Chyba coś przeoczyłam. Może mi pomożecie wyjaśnić. Richard zabija w walce brata Maud. Maud po dojściu do władzy syna nie mści się na Richardzie. Czy coś przegapiłam?
Ja z tym też miałam problem.
W 1 odcinku jest mowa o tym, że Maud tworzy przymierze razem z Richardem i Alieną. Gdy koronowany został Stephen, jedynym wyjściem było podporządkować się i służyć nowej władzy, bo Aliena obiecała ojcu, że odzyska tytuł, który postępem im odebrano. I najlepszym wyjściem było robić za sprzymierzeńców, uknuć intrygę by przez zasługi, tutaj na polu chwały, odzyskać tytuł nadany ojcu.
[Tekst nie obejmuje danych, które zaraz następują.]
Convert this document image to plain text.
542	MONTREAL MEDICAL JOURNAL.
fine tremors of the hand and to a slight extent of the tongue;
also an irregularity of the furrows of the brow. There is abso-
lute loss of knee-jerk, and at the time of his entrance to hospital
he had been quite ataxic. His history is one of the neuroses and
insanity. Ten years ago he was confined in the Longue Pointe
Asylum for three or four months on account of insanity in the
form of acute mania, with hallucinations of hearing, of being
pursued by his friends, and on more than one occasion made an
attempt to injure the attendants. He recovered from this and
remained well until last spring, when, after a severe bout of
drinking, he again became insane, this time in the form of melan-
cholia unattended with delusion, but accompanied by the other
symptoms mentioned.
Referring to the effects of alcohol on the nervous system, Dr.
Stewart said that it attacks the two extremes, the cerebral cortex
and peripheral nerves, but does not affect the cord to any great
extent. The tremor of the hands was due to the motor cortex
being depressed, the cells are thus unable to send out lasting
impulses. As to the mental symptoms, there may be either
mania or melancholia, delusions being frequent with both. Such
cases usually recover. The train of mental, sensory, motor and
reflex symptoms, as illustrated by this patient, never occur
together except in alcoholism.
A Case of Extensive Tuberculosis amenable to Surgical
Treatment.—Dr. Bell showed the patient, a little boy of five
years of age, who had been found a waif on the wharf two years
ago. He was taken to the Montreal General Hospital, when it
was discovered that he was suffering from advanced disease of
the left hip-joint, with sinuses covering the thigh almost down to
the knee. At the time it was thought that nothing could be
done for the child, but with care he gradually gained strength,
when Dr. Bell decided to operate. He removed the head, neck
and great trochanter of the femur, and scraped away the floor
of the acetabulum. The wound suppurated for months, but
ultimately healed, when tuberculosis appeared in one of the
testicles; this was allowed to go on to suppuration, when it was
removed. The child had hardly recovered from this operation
Maud musiała uciec by w odpowiednim czasie przypuścić atak i by swojego syna umieścić na tronie. Dlatego gdy jej syn podrósł na polu walki zamordował syna Stephena, a gdy ten naznaczony przekleństwem swoich zamordowanych ofiar widzi, że i jego syn nie żyje, myślę że mógł wtedy umrzeć. Może zbyt dobrze oszacowała takie postępowanie, była inteligentna, wiedziała, że w takich bitwach zawsze ponosi się straty. Nie ma o tym mowy, ale myślę, że wybaczyła Richardowi bo przecież każde z nich walczyło o odzyskanie tytułu. A wszystkie sytuacje w których brała udział Aliena i Richard pomogły tylko osłabić wroga. Rodzeństwo przyczyniło się do wyjaśnienia sytuacji na Białym Statku, może to też zaważyło.